Estado de terror

Depois que um bando de delinqüentes metralhou a sede da Prefeitura do Rio de Janeiro numa dessas madrugadas, o prefeito César Maia sugeriu (e o governo FHC não concordou) a decretação do estado de defesa previsto na Constituição, cujos efeitos são um pouco semelhantes ao estado de sítio. A discussão foi estabelecida: o que é preferível – o estado de defesa, que teria o objetivo de proteger os cidadãos contra o poder paralelo do crime que afronta o Estado e toda a sociedade, ou o estado de terror que impera e se alastra por todo o País? O que resta fazer para dar um basta a tudo isso e inverter o processo que faz de todo brasileiro esse ser encurralado pelo medo?

A organização não-governamental Small Arms Survey, pouco conhecida entre nós, mas tida como uma das principais fontes de informação sobre o assunto no mundo, informa em Genebra que no Brasil morrem por ano cerca de 41 mil pessoas vítimas de crimes praticados por armas leves. Aqui não estamos em guerra declarada contra ninguém, mas ganhamos da Colômbia e da Palestina. Pior que isso é saber que esse número cresce ano a ano. Ninguém tem condições de contestar esse número e é bem possível que ele seja ainda maior. “O Brasil – disse um dos pesquisadores da ONG – vive uma epidemia de violência social.”

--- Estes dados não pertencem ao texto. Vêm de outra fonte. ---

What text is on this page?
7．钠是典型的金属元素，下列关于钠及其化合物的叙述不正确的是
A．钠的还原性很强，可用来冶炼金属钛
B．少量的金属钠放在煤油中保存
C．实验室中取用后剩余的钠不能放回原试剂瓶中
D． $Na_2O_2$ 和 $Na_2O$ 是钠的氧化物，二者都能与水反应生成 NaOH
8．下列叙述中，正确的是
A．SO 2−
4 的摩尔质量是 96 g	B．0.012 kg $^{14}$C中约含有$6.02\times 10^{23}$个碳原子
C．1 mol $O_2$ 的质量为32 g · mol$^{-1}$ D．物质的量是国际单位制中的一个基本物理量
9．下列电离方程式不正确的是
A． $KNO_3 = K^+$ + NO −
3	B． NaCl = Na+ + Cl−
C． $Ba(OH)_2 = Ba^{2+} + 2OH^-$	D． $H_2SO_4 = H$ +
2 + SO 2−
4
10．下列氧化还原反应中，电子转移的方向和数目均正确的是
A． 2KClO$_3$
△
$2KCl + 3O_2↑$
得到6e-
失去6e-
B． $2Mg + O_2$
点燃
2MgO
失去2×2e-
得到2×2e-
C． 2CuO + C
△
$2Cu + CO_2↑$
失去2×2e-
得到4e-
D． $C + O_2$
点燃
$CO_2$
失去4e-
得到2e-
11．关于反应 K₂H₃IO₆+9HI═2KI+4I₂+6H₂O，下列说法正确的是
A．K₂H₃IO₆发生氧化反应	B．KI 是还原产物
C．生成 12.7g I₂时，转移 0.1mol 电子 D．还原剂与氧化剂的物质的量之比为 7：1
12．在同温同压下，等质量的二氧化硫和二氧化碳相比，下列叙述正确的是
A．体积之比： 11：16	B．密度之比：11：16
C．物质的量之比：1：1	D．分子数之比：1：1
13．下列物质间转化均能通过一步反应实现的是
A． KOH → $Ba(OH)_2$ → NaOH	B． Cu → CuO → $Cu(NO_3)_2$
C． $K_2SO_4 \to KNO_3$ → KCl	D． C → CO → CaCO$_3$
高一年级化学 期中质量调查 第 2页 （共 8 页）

Ano após ano, isso significa muito mais: na década de 90, segundo o mesmo estudo, cerca de 300 mil pessoas morreram atingidas por armas leves no Brasil do futebol e do carnaval, onde circulam, de acordo com a mesma fonte, quase dezenove milhões de armas. Desse total, apenas sete milhões estariam registradas. Nesse setor, ostentamos outra estatística nada lisonjeira: somos o 13.º maior produtor de armas leves do mundo e um dos principais exportadores, ao lado dos Estados Unidos e Rússia. Isto é, além de produzir a nossa própria desgraça, ajudamos a realizar a dos outros.

A ONG reconhece o nosso esforço no combate à violência, ao informar a maior campanha mundial de destruição de armas já feita, que retirou de circulação mais de cem mil unidades de armas. Mas ela está desatualizada com relação aos últimos acontecimentos: da violência passamos ao terror.

Com efeito, o que disse o prefeito César Maia é verdadeiro: violência, quando passa para a produção de atos de intimidação, chama-se terror. E o terrorismo exige outras táticas de combate.

O que está acontecendo no Rio de Janeiro – embora alguns queiram dourar a pílula com argumentos políticos, partidários e até eleitoreiros – não pode ser visto como uma coisa isolada. O debate é pertinente em todos os lugares e urge que o Estado tome medidas enérgicas e eficazes para sufocar de vez a sanha assassina dos agentes do mal. É inadmissível que os cidadãos tenham que viver encurralados e amedrontados, enquanto bandidos e facínoras circulem em liberdade e, impunes, construam seus próprios cemitérios nos morros e baixadas. Nessa empreitada – não pode haver omissão – todos estão convocados. Passividade ou indiferença são sintomas graves dessa epidemia nacional.